The suggestion from Dr Michael Foxley, Highland Council's vice-convener, that the loss of a key worker Gaelic teacher from Lochaber would be the loss of "a key worker from the whole planet" is a gross exaggeration.
If a teacher leaves Lochaber, that may be a loss to Lochaber, but hardly to the whole planet.
Furthermore, Dr Foxley might consider whether the loss of other subject teachers does not disadvantage the pupils as much as, or maybe even more than, the loss of a Gaelic teacher? At Mallaig, one maths teacher has lived in bed and breakfast accommodation for over a year; another stays in B and B during the week, returning to the family in Dumfries only at weekends; an English (probationer) teacher does likewise to Stirling. Mallaig High, a very good school to teach in, also lacks a technical and a music teacher.

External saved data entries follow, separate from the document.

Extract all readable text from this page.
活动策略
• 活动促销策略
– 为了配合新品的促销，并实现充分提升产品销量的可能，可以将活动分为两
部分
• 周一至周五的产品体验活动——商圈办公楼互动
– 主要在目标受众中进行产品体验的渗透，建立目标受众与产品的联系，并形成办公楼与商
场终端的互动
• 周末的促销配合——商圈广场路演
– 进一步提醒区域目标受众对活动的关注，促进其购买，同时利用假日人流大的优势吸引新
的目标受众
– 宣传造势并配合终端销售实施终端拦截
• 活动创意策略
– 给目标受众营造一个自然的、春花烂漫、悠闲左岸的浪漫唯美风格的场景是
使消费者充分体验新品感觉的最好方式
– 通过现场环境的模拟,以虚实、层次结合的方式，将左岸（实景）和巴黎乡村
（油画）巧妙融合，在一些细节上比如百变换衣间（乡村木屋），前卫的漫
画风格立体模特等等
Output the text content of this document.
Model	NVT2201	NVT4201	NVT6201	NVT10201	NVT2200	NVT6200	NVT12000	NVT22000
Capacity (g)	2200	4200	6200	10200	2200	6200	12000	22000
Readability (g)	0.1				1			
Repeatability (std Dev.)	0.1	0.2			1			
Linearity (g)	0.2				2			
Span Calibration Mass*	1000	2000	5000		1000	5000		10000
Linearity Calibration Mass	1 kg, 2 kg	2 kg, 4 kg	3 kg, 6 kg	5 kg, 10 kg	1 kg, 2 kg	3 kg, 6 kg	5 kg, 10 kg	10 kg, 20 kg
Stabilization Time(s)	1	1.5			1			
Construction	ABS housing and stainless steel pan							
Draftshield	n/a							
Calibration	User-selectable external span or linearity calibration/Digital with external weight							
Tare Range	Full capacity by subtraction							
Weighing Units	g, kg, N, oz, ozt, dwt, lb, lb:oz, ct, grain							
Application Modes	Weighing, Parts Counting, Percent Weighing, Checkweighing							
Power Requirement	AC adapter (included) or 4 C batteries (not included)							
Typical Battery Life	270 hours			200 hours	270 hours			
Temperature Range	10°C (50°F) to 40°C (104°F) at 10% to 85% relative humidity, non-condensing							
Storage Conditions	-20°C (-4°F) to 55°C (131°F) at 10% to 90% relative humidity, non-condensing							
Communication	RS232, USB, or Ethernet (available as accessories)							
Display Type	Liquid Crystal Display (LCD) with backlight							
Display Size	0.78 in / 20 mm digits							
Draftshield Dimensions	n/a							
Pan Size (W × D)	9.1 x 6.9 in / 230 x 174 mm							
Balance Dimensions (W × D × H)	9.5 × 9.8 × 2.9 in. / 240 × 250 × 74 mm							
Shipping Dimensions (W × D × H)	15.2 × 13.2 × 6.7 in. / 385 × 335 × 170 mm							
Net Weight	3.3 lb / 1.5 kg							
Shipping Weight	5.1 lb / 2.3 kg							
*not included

The reason is that the accommodation situation, with nothing to rent and scarce or unaffordable private housing, is causing problems for more than Gaelic staff.
Mallaig is also losing its Gaelic teacher soon, which is regrettable. But, as he leaves for a permanent post in Sutherland, he is scarcely "lost" to Highland Council, far less to the "whole planet". Gaelic, valuable as it may be, is only one of three foreign languages on offer at Mallaig - and there are no valid alternatives to maths, English, music and technical.
Provision of key worker housing would help all of these.